Digestive Tract Malformations
Disorders of the gastrointestinal system have been associated with the presence of FEB. FEB may be one of the earliest signs of small or large bowel obstruction. The etiology behind this is that decreased transit time allows for increased fluid reabsorption, resulting in increased density of intestinal contents. With continued observation, more characteristic findings of bowel obstruction, such as dilation, become apparent. Additional disorders of the gastrointestinal system reported in case reports/series associated with FEB include imperforate anus, intestinal atresias, volvulus, Hirschprung disease, and Zellweger Syndrome.
Infection
Congenital infection may result in FEB, possibly because of direct bowel damage. The most common prenatal infection related to FEB is cytomegalovirus (CMV). It is estimated that 3% of fetuses with FEB have CMV infection. However, this association is controversial, as it has not been demonstrated in all studies. Other potential infectious etiologies include toxoplasmosis, varicella, herpes, and parvovirus.
Manifestations of Disease
Clinical Presentation
FEB is typically seen at a second trimester ultrasound and is considered a sign of potential pathologic conditions. In a large cohort study, FEB was associated with chromosomal abnormalities in 4.3% of cases, cystic fibrosis in 3.1%, digestive tract abnormalities in 2.9%, infectious disease 2.8%, intrauterine growth restriction in 2.3% and fetal death in 1.9%. A risk of poor perinatal outcome of 33% was demonstrated in one large series.

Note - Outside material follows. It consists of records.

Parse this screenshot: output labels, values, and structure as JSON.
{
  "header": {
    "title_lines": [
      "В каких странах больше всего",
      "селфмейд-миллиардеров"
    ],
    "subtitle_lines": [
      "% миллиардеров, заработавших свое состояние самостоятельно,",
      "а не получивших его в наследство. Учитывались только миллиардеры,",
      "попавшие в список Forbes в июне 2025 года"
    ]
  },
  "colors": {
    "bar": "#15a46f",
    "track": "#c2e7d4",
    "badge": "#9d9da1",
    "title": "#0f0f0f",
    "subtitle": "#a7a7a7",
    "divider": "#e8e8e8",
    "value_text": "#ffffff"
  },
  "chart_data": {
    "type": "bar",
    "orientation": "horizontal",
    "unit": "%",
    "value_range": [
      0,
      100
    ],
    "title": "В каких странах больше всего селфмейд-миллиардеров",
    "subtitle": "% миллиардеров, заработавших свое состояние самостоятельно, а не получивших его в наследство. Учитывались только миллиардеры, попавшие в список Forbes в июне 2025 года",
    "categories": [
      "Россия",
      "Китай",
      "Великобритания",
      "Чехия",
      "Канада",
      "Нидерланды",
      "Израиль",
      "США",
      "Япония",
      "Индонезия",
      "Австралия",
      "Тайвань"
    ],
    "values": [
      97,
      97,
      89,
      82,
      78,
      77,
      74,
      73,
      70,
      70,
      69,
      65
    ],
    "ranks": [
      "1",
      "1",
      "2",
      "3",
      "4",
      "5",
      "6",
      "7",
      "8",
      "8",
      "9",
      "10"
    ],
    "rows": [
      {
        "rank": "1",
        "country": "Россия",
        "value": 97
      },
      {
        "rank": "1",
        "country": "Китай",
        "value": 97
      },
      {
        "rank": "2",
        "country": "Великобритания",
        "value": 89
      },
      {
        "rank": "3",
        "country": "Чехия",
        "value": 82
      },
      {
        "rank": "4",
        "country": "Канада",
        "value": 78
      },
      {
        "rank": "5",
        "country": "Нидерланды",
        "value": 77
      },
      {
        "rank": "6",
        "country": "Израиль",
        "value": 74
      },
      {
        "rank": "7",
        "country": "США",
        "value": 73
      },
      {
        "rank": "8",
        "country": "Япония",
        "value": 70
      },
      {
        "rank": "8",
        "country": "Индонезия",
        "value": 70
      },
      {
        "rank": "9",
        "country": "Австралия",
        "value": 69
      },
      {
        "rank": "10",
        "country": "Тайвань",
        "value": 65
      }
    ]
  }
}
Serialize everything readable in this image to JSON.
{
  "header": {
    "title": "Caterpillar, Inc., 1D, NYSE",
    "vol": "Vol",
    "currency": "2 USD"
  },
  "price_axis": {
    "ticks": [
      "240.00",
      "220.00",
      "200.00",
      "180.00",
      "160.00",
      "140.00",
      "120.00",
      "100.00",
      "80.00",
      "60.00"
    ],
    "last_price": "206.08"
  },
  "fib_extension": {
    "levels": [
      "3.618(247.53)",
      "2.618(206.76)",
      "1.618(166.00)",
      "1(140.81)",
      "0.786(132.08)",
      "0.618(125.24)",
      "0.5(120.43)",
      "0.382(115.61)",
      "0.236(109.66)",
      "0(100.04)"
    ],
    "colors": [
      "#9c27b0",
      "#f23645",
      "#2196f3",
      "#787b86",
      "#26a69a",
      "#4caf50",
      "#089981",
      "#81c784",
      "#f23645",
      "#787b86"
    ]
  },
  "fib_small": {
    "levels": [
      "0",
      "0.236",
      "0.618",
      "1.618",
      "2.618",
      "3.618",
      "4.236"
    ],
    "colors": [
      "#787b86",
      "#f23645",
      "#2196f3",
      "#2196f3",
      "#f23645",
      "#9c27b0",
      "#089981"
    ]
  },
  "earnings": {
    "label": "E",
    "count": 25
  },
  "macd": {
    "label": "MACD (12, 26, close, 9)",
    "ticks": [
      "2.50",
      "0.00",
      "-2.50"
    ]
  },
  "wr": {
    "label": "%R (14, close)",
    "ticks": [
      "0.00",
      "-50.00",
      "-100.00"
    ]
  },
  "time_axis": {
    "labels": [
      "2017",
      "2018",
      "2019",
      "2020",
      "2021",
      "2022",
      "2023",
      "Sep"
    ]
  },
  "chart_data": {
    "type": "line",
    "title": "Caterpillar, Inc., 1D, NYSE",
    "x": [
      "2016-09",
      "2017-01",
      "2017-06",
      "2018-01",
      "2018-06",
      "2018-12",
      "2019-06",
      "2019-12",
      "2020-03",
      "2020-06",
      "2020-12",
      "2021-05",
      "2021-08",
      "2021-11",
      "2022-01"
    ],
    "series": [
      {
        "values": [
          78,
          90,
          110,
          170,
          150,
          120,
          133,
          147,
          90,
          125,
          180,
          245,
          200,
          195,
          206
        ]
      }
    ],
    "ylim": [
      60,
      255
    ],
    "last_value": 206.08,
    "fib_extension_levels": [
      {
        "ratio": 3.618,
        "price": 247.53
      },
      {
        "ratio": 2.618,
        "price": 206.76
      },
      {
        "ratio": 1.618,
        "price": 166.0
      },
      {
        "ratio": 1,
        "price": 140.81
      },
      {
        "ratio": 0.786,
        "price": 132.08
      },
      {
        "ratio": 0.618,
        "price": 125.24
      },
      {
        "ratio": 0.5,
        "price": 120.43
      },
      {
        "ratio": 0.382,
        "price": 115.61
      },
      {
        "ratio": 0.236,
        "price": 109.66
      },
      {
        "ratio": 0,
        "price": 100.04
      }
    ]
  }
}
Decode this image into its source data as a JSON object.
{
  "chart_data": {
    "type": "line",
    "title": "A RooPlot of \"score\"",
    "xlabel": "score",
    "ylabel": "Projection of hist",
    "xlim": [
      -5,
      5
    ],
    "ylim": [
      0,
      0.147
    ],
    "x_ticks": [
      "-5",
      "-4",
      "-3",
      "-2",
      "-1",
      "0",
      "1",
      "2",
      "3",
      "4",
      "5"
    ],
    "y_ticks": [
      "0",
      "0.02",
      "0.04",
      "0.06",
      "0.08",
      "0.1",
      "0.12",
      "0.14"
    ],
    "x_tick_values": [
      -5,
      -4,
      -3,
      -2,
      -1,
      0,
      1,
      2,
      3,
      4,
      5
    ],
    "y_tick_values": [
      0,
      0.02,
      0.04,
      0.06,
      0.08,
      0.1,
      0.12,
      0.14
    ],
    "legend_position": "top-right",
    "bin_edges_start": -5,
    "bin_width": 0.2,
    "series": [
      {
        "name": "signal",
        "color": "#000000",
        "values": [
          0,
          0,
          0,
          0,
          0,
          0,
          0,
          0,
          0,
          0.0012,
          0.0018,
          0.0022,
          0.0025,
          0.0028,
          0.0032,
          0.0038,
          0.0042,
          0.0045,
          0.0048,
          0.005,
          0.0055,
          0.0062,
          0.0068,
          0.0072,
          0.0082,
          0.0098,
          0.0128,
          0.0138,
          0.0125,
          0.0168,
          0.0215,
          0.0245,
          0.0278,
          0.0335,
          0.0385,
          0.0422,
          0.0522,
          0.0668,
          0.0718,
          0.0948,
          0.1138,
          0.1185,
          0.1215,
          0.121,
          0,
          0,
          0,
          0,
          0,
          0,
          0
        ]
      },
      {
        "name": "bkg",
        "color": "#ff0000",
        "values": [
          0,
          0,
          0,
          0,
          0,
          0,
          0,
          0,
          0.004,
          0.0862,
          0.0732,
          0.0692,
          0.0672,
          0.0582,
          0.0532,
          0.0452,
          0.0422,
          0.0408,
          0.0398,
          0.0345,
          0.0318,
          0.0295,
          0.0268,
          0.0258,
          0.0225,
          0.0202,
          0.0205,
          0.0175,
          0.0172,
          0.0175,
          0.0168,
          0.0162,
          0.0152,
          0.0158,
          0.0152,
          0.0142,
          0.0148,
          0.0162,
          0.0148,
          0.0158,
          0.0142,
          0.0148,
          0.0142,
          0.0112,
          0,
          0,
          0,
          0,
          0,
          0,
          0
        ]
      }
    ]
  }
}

After birth, the majority of neonates with prenatal isolated FEB have no major sequelae. Interestingly, only 11% of children were identified as having any intestinal symptoms of constipation, chronic abdominal pain, milk intolerance, or reflux after having FEB.
Imaging Technique and Findings
Ultrasound.
FEB is suspected during ultrasound evaluation of the fetal abdomen. If one or more areas appear particularly echogenic, the gain should be reduced until nearby bone is nearly visible ( Figs. 22.1 and 22.2 ). If the area in question is still visible, either as bright or brighter than the bone, FEB is diagnosed. Typically, the iliac wing is used as the bony reference. There are no diagnostic requirements related to size, number, or shape of the echogenicities.